Visvanathan is a professor of epidemiology at the Johns Hopkins Bloomberg School of Public Health, professor of oncology at the Johns Hopkins University School of Medicine, and director of the Clinical Cancer Genetics Program at the Johns Hopkins Kimmel Cancer Center.

Researchers examined blood samples from 141 women with advanced breast cancer who were starting a new treatment at one of seven U.S. centers. Patients were also assessed four weeks after starting treatment, and when doctors restaged the cancer. Restaging, usually performed to find out if the cancer came back or got worse after treatment, was done after a median of 12 weeks.

At each time point, blood was analyzed using the cMetDNA test. This test, which looks at circulating DNA, measures levels of methylation in six breast cancer-specific genes.

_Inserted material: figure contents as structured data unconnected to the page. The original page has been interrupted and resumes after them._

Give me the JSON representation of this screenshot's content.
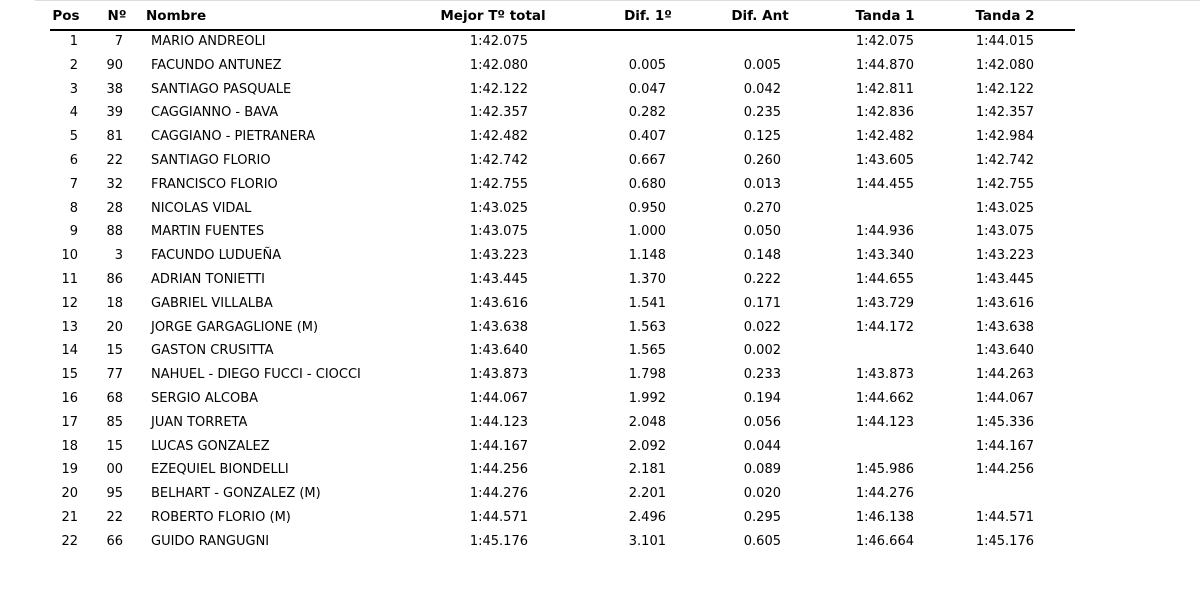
{
  "table": {
    "header": [
      "Pos",
      "Nº",
      "Nombre",
      "Mejor Tº total",
      "Dif. 1º",
      "Dif. Ant",
      "Tanda 1",
      "Tanda 2"
    ],
    "rows": [
      [
        "1",
        "7",
        "MARIO ANDREOLI",
        "1:42.075",
        null,
        null,
        "1:42.075",
        "1:44.015"
      ],
      [
        "2",
        "90",
        "FACUNDO ANTUNEZ",
        "1:42.080",
        "0.005",
        "0.005",
        "1:44.870",
        "1:42.080"
      ],
      [
        "3",
        "38",
        "SANTIAGO PASQUALE",
        "1:42.122",
        "0.047",
        "0.042",
        "1:42.811",
        "1:42.122"
      ],
      [
        "4",
        "39",
        "CAGGIANNO - BAVA",
        "1:42.357",
        "0.282",
        "0.235",
        "1:42.836",
        "1:42.357"
      ],
      [
        "5",
        "81",
        "CAGGIANO - PIETRANERA",
        "1:42.482",
        "0.407",
        "0.125",
        "1:42.482",
        "1:42.984"
      ],
      [
        "6",
        "22",
        "SANTIAGO FLORIO",
        "1:42.742",
        "0.667",
        "0.260",
        "1:43.605",
        "1:42.742"
      ],
      [
        "7",
        "32",
        "FRANCISCO FLORIO",
        "1:42.755",
        "0.680",
        "0.013",
        "1:44.455",
        "1:42.755"
      ],
      [
        "8",
        "28",
        "NICOLAS VIDAL",
        "1:43.025",
        "0.950",
        "0.270",
        null,
        "1:43.025"
      ],
      [
        "9",
        "88",
        "MARTIN FUENTES",
        "1:43.075",
        "1.000",
        "0.050",
        "1:44.936",
        "1:43.075"
      ],
      [
        "10",
        "3",
        "FACUNDO LUDUEÑA",
        "1:43.223",
        "1.148",
        "0.148",
        "1:43.340",
        "1:43.223"
      ],
      [
        "11",
        "86",
        "ADRIAN TONIETTI",
        "1:43.445",
        "1.370",
        "0.222",
        "1:44.655",
        "1:43.445"
      ],
      [
        "12",
        "18",
        "GABRIEL VILLALBA",
        "1:43.616",
        "1.541",
        "0.171",
        "1:43.729",
        "1:43.616"
      ],
      [
        "13",
        "20",
        "JORGE GARGAGLIONE (M)",
        "1:43.638",
        "1.563",
        "0.022",
        "1:44.172",
        "1:43.638"
      ],
      [
        "14",
        "15",
        "GASTON CRUSITTA",
        "1:43.640",
        "1.565",
        "0.002",
        null,
        "1:43.640"
      ],
      [
        "15",
        "77",
        "NAHUEL - DIEGO FUCCI - CIOCCI",
        "1:43.873",
        "1.798",
        "0.233",
        "1:43.873",
        "1:44.263"
      ],
      [
        "16",
        "68",
        "SERGIO ALCOBA",
        "1:44.067",
        "1.992",
        "0.194",
        "1:44.662",
        "1:44.067"
      ],
      [
        "17",
        "85",
        "JUAN TORRETA",
        "1:44.123",
        "2.048",
        "0.056",
        "1:44.123",
        "1:45.336"
      ],
      [
        "18",
        "15",
        "LUCAS GONZALEZ",
        "1:44.167",
        "2.092",
        "0.044",
        null,
        "1:44.167"
      ],
      [
        "19",
        "00",
        "EZEQUIEL BIONDELLI",
        "1:44.256",
        "2.181",
        "0.089",
        "1:45.986",
        "1:44.256"
      ],
      [
        "20",
        "95",
        "BELHART - GONZALEZ (M)",
        "1:44.276",
        "2.201",
        "0.020",
        "1:44.276",
        null
      ],
      [
        "21",
        "22",
        "ROBERTO FLORIO (M)",
        "1:44.571",
        "2.496",
        "0.295",
        "1:46.138",
        "1:44.571"
      ],
      [
        "22",
        "66",
        "GUIDO RANGUGNI",
        "1:45.176",
        "3.101",
        "0.605",
        "1:46.664",
        "1:45.176"
      ]
    ]
  }
}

Methylation is a type of chemical flag that the body often places in DNA to prevent the expression of particular genes. The researchers looked at genes that suppress tumor growth in normal circumstances but that are often found to be methylated in cancer.

To assess how hypermethylation affected patients’ progression-free survival and overall survival, researchers divided patients by high and low levels of methylated cancer DNA in their blood. In assessing progression-free survival, they found that 71 out of 128 patients had high levels of the DNA. In assessing overall survival, they found 62 out of 129 patients with high levels.

Compared with patients with low levels, those with high levels had worse progression-free survival — 2.1 months vs. 5.8 months — and worse overall survival — 12.3 months vs. 21.7 months.

Median follow-up for the patients was 19.5 months. By the end of the study, which took seven years to complete, nearly all the women had died from the disease spreading.

“What we see is an association between shorter periods of progression-free survival and overall survival in patients whose blood has higher levels of hypermethylated DNA, and we can see this very early on, after just four weeks of treatment,” said Sara Sukumar, PhD, professor of oncology at the Johns Hopkins University School of Medicine and a member of the Kimmel Cancer Center. Sukumar developed the test along with Johns Hopkins scientist Mary Jo Fackler, PhD, and others.

More tests need to be done to determine the test’s predictive ability in women with early-stage breast cancer and to assess if the test is more accurate when patients are receiving a specific therapy.